Lacey waited, not pulling her hand away.
I traced a water ring on the table with my free hand. "She was great. Smart, kind, deserved someone who could give her a future. But I couldn't commit." The words tasted bitter. "She pushed for it, and I kept pulling back. Couldn't give her what she wanted when I was terrified I'd fail her. Fail to protect her, fail to be enough." I looked at Lacey. "She got frustrated. Left. Found someone who could give her what she deserved."
"And you don't blame her."
"No. I don't." I squeezed her hand. "She made the right choice."
Lacey was quiet for a moment, and she worked through something I could see playing out behind her eyes.
"So what's changed?" she asked quietly, her eyes searching my face. "Has anything really changed?"

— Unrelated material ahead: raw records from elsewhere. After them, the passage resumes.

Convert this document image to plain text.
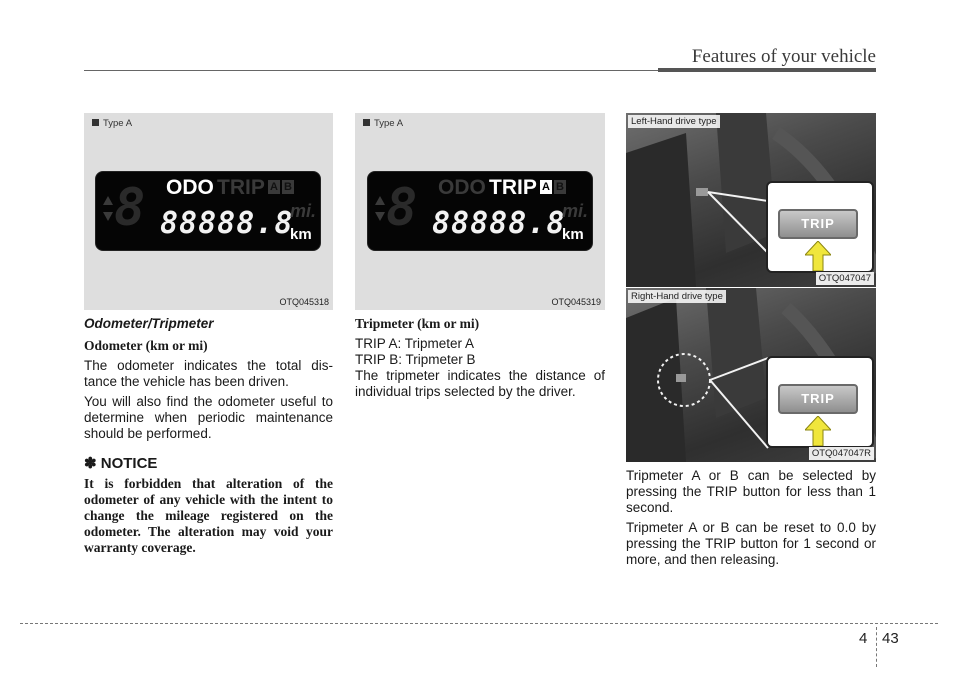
Features of your vehicle
Type A
8 ODO TRIP A B
88888.8
mi.
km
OTQ045318
Type A
8 ODO TRIP A B
88888.8
mi.
km
OTQ045319
Left-Hand drive type
TRIP
OTQ047047
Right-Hand drive type
TRIP
OTQ047047R
Odometer/Tripmeter
Odometer (km or mi)
The odometer indicates the total dis-tance the vehicle has been driven.
You will also find the odometer useful to determine when periodic maintenance should be performed.
✽ NOTICE
It is forbidden that alteration of the odometer of any vehicle with the intent to change the mileage registered on the odometer. The alteration may void your warranty coverage.
Tripmeter (km or mi)
TRIP A: Tripmeter A
TRIP B: Tripmeter B
The tripmeter indicates the distance of individual trips selected by the driver.
Tripmeter A or B can be selected by pressing the TRIP button for less than 1 second.
Tripmeter A or B can be reset to 0.0 by pressing the TRIP button for 1 second or more, and then releasing.
4 43
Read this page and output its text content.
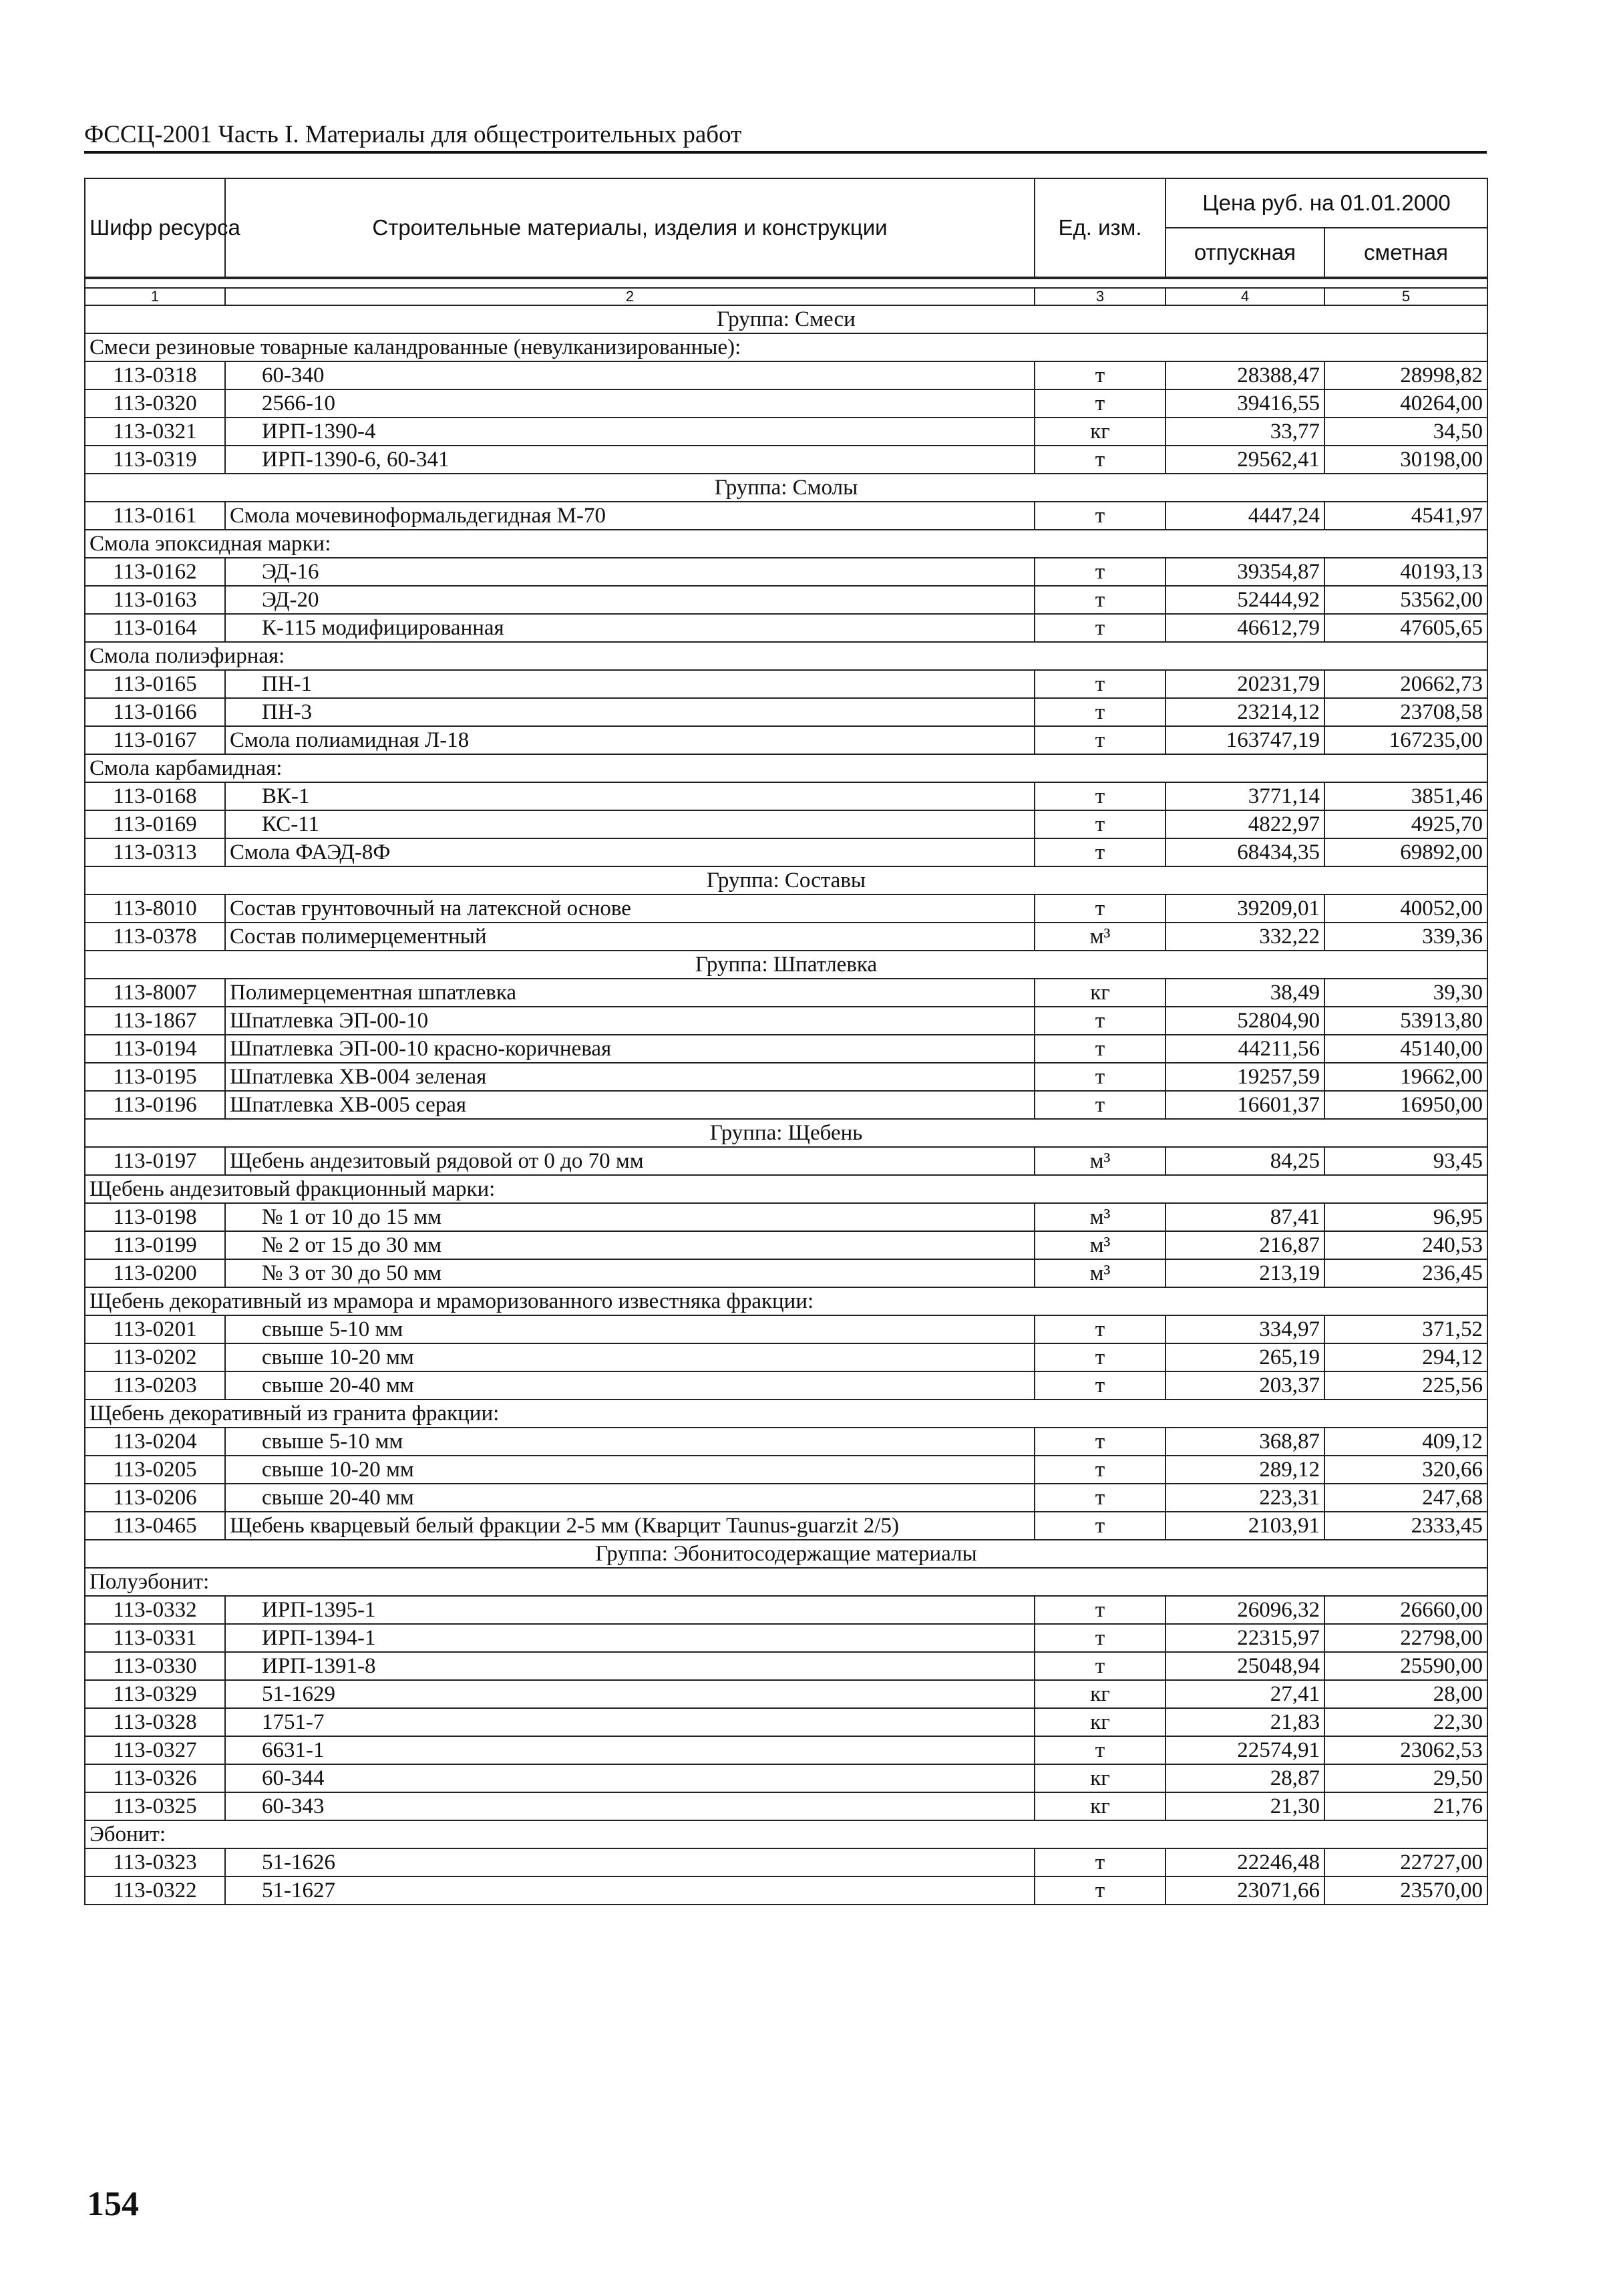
ФССЦ-2001 Часть I. Материалы для общестроительных работ
Шифр ресурса	Строительные материалы, изделия и конструкции	Ед. изм.	Цена руб. на 01.01.2000	
			отпускная	сметная

1	2	3	4	5
Группа: Смеси				
Смеси резиновые товарные каландрованные (невулканизированные):				
113-0318	60-340	т	28388,47	28998,82
113-0320	2566-10	т	39416,55	40264,00
113-0321	ИРП-1390-4	кг	33,77	34,50
113-0319	ИРП-1390-6, 60-341	т	29562,41	30198,00
Группа: Смолы				
113-0161	Смола мочевиноформальдегидная М-70	т	4447,24	4541,97
Смола эпоксидная марки:				
113-0162	ЭД-16	т	39354,87	40193,13
113-0163	ЭД-20	т	52444,92	53562,00
113-0164	К-115 модифицированная	т	46612,79	47605,65
Смола полиэфирная:				
113-0165	ПН-1	т	20231,79	20662,73
113-0166	ПН-3	т	23214,12	23708,58
113-0167	Смола полиамидная Л-18	т	163747,19	167235,00
Смола карбамидная:				
113-0168	ВК-1	т	3771,14	3851,46
113-0169	КС-11	т	4822,97	4925,70
113-0313	Смола ФАЭД-8Ф	т	68434,35	69892,00
Группа: Составы				
113-8010	Состав грунтовочный на латексной основе	т	39209,01	40052,00
113-0378	Состав полимерцементный	м³	332,22	339,36
Группа: Шпатлевка				
113-8007	Полимерцементная шпатлевка	кг	38,49	39,30
113-1867	Шпатлевка ЭП-00-10	т	52804,90	53913,80
113-0194	Шпатлевка ЭП-00-10 красно-коричневая	т	44211,56	45140,00
113-0195	Шпатлевка ХВ-004 зеленая	т	19257,59	19662,00
113-0196	Шпатлевка ХВ-005 серая	т	16601,37	16950,00
Группа: Щебень				
113-0197	Щебень андезитовый рядовой от 0 до 70 мм	м³	84,25	93,45
Щебень андезитовый фракционный марки:				
113-0198	№ 1 от 10 до 15 мм	м³	87,41	96,95
113-0199	№ 2 от 15 до 30 мм	м³	216,87	240,53
113-0200	№ 3 от 30 до 50 мм	м³	213,19	236,45
Щебень декоративный из мрамора и мраморизованного известняка фракции:				
113-0201	свыше 5-10 мм	т	334,97	371,52
113-0202	свыше 10-20 мм	т	265,19	294,12
113-0203	свыше 20-40 мм	т	203,37	225,56
Щебень декоративный из гранита фракции:				
113-0204	свыше 5-10 мм	т	368,87	409,12
113-0205	свыше 10-20 мм	т	289,12	320,66
113-0206	свыше 20-40 мм	т	223,31	247,68
113-0465	Щебень кварцевый белый фракции 2-5 мм (Кварцит Taunus-guarzit 2/5)	т	2103,91	2333,45
Группа: Эбонитосодержащие материалы				
Полуэбонит:				
113-0332	ИРП-1395-1	т	26096,32	26660,00
113-0331	ИРП-1394-1	т	22315,97	22798,00
113-0330	ИРП-1391-8	т	25048,94	25590,00
113-0329	51-1629	кг	27,41	28,00
113-0328	1751-7	кг	21,83	22,30
113-0327	6631-1	т	22574,91	23062,53
113-0326	60-344	кг	28,87	29,50
113-0325	60-343	кг	21,30	21,76
Эбонит:				
113-0323	51-1626	т	22246,48	22727,00
113-0322	51-1627	т	23071,66	23570,00
154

The question hit like a punch to the gut. Direct. Honest. Exactly what I should have expected from her.
I leaned forward, needing her to understand. "I don't want to be a lonely warrior anymore."
"What does that mean?"
"Means I've got my deputies, my fellow veterans, my family. But it's not the same as having a good woman by my side." I lether see the truth. "I need someone who understands. Someone strong enough to walk with me, not behind me."
Her voice dropped to barely a whisper. "You think that's me?"
"I see someone who's built a life on her own terms. Someone who doesn't need anyone." I leaned forward. "I'm hoping you'll be brave enough to want someone anyway. To let me in without losing yourself in the process."
She was quiet for a long moment. I could see her working through it, deciding whether to believe me.
Her eyes went glassy. She set down her coffee cup carefully. "Gage—"
"You don't have to say anything." I picked up my burger, giving us both an out. "Just—think about it."
We ate in companionable silence after that, the heaviness lifting into something easier. She told me about Mrs. Stubblefield's Chihuahua who'd gotten into her lipstick collection and shown up to his appointment looking like he'd been to a salon. I told her about Dell accidentally pepper-spraying himself during training.
By the time we finished, I felt lighter than I had in years.
Lacey set down her napkin. "I should head out. Sundays are my catch-up day for everything I don't get done during the week."